The study showed how the deuterostomes are the common ancestors of many species. This finding explains the pathway that the human evolution went through millions of years after the existence of that group.
However, because of the large and notable diversity of the branches that had its origin in the deuterostome group, it was not easy to conclude if the human evolution began in that species. Hence, the importance of the discovery of the Saccorhytus, as the piece of evidence needed to determine the start of the human evolution.
Study conduction and findings
The search for the answer of the human evolution genesis was not easy. A team of researchers from the University of Cambridge in England and Northwest University in China had to conduct an exhaustive quest through 3 tons of limestone. Afterward, the investigation team found small black specs located in the rock studied, for then analyzing them in a microscope and have a more detailed image of the recently discovered creature.
“This is, if you like, the starting point of an evolution which led ultimately to things as different as a sea urchin, starfish and rabbit. When you look at them under the microscope they look like tiny grains of black rice, frankly – they are pretty uninteresting – but as soon as you put them under the electron microscope, the detail becomes absolutely phenomenal,” said Conway Morris, part of the research team conformed by both China and England members.
The study described the creature’s body as “elliptical with bilateral symmetry,” as those features evidence the presence of musculature and a both flexible and thin skin. However, the most impressive characteristic of this specimen is its enormous mouth. This mouth had the ability to grow and take food particles and large prey.
Another notable feature of the specimen is that it had the presence of eight structures similar to gills that functioned to remove the excess of water in the organism. Morris says that this structures could be the precursors of the small gills that are present in fish. However, he admits, some pores located through the creature’s body are still a mystery. One of the hypothesis is that these pores could have had the ability to release a kind of adhesive for the animal to secure itself in the sand. Another theory is that these pores could have functioned as sensorial receptors.

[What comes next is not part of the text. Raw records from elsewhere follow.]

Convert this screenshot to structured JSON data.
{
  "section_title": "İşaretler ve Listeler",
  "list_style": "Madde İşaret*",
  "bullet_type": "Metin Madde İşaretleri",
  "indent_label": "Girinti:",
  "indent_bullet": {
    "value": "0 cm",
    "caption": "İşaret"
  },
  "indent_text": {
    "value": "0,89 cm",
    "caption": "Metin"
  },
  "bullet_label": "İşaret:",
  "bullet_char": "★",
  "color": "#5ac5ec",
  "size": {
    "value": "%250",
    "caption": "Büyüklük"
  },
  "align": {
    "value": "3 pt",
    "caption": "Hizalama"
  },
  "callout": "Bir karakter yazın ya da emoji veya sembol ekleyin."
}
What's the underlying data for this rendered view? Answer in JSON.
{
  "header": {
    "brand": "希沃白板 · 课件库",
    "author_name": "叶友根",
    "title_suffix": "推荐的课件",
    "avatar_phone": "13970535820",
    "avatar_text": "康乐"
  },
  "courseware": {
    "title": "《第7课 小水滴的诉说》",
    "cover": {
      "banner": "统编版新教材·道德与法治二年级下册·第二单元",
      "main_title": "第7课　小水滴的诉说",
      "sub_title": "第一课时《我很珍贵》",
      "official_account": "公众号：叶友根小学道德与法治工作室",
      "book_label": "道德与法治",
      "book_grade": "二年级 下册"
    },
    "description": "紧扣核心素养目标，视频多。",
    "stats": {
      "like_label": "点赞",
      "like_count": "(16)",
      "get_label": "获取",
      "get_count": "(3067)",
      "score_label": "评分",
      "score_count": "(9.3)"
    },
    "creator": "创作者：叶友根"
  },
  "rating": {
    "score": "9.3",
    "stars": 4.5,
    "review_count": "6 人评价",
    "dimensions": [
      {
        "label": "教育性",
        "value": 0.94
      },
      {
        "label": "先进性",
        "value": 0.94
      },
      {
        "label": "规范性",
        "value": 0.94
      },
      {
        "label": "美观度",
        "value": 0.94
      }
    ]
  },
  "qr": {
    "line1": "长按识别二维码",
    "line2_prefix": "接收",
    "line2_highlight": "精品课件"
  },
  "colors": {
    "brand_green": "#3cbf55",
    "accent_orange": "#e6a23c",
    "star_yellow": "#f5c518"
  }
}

According to the study, this Saccorhytues specimen also lacks an anus, although, according to Morris, the team might not have spotted it at the first time. Anyway, he explains that other species also don’t have the orifice, like the worm-like acoels. He explains that since this kind of creatures are so small, the investigation team can “envisage something which is basically just a digestive sack with holes on the side.”
The importance of the discovery for the understanding of human evolution
According to Imran Rahman, museum research fellow at the Oxford University Museum of Natural History, the findings from the University of Oxford and the Northwest University of China are jus exciting.
“These are really interesting and to my mind surprising fossils. [They have the] potential to greatly improve our understanding of the early evolution of deuterostomes, which is the major group to which vertebrates – including humans – belong, so they are obviously going to be important going forwards for understanding our evolutionary history,” Rahman stated.
He also noticed that the fact that the specimens are so small show that many of these animals were “really microscopic,” as all the evidence found before the Saccorhytus measured centimeters.
Tom Harvey, a lecturer in geoscience at the University of Leicester, also recognizes the importance that this finding has to the scientific community, as he says that the evidence of the Saccorhytus would help to “reconstruct” the tree of life. He points out the conclusion of the researchers regarding the Saccorhytus as part of the human tree life as jokes about the incredible amount of changes a species can suffer through history adaptations.